Wednesday, June 5, 2013
Litho is hot
9:00 – 10:30AM, Room 14
This session will discuss advances in lithography. Topics include: hot-spot detection; an efficient way to decompose a layout for triple patterning; and a paper that discusses ways to overcome the throughput limitations inherent in using overlapping stencils in electron beam lithography.
Designer Track
12:00 PM — 1:30 PM, Hall 5
A number of papers catch the eye in this session:
7.38 – Turning Failures into Dollars: Results of a Volume Diagnostic Analysis Pilot, from Freescale Semiconductor
7.40 – Placement Dependent Variability Assessment of Standard Cell Libraries, from LSI Logic
7.43 – Automatic Generation of DFM Via Definitions, from Freescale Semiconductor
7.51 — Pioneering an On-the-Fly Simulation Technique for the Detection of Layout-Dependent Effects During IC Design Phase, from Mentor Graphics
Learn the Secrets of Design for Yield
1:30 PM – 2:15 PM, Pavilion Panel, Booth 509
This panel will discuss ways to counter the yield impact of increased device variability at advanced nodes through a better understanding of device modeling.
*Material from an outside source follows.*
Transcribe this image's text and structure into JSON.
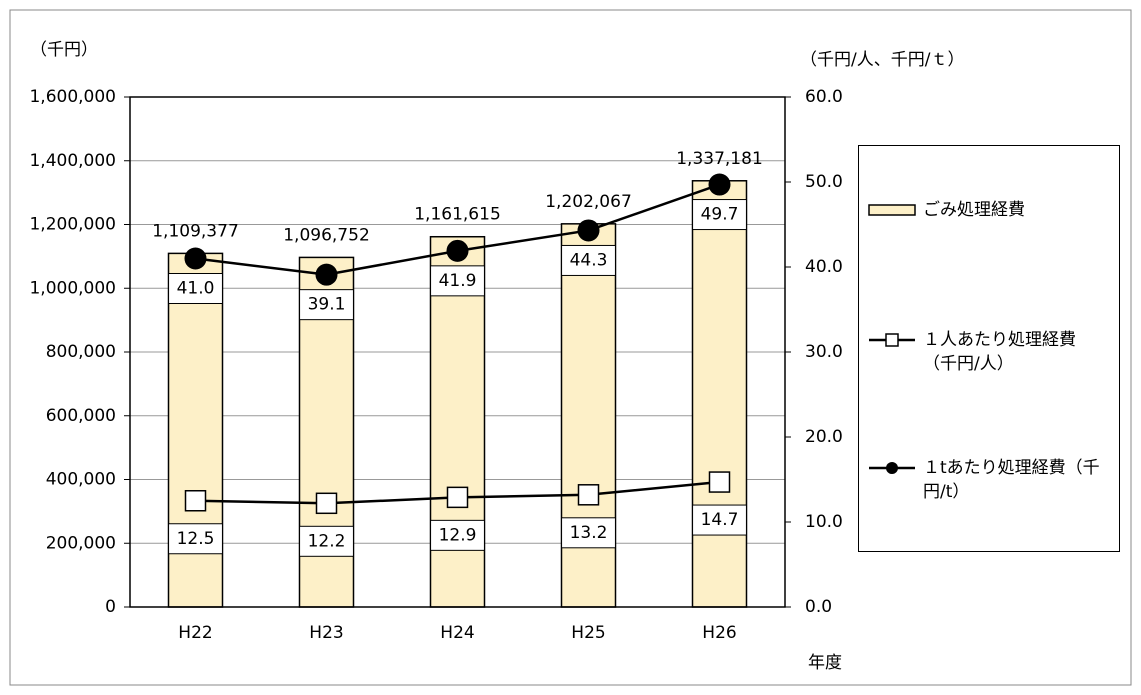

Panelists are from SMIC, TSMC, and GLOBALFOUNDRIES.
Physical Design and Manufacturability
4:00PM – 6:00PM, Designer Track, Room 18C
This session will include presentations covering: a flow to reduce hotspots; a hierarchical methodology for very high-frequency microprocessor designs; power distribution and clock-tree synthesis for large low-power ASIC chips, a flow to handle clock-domain crossing logics; and a top-down flow for 3D-IC designs.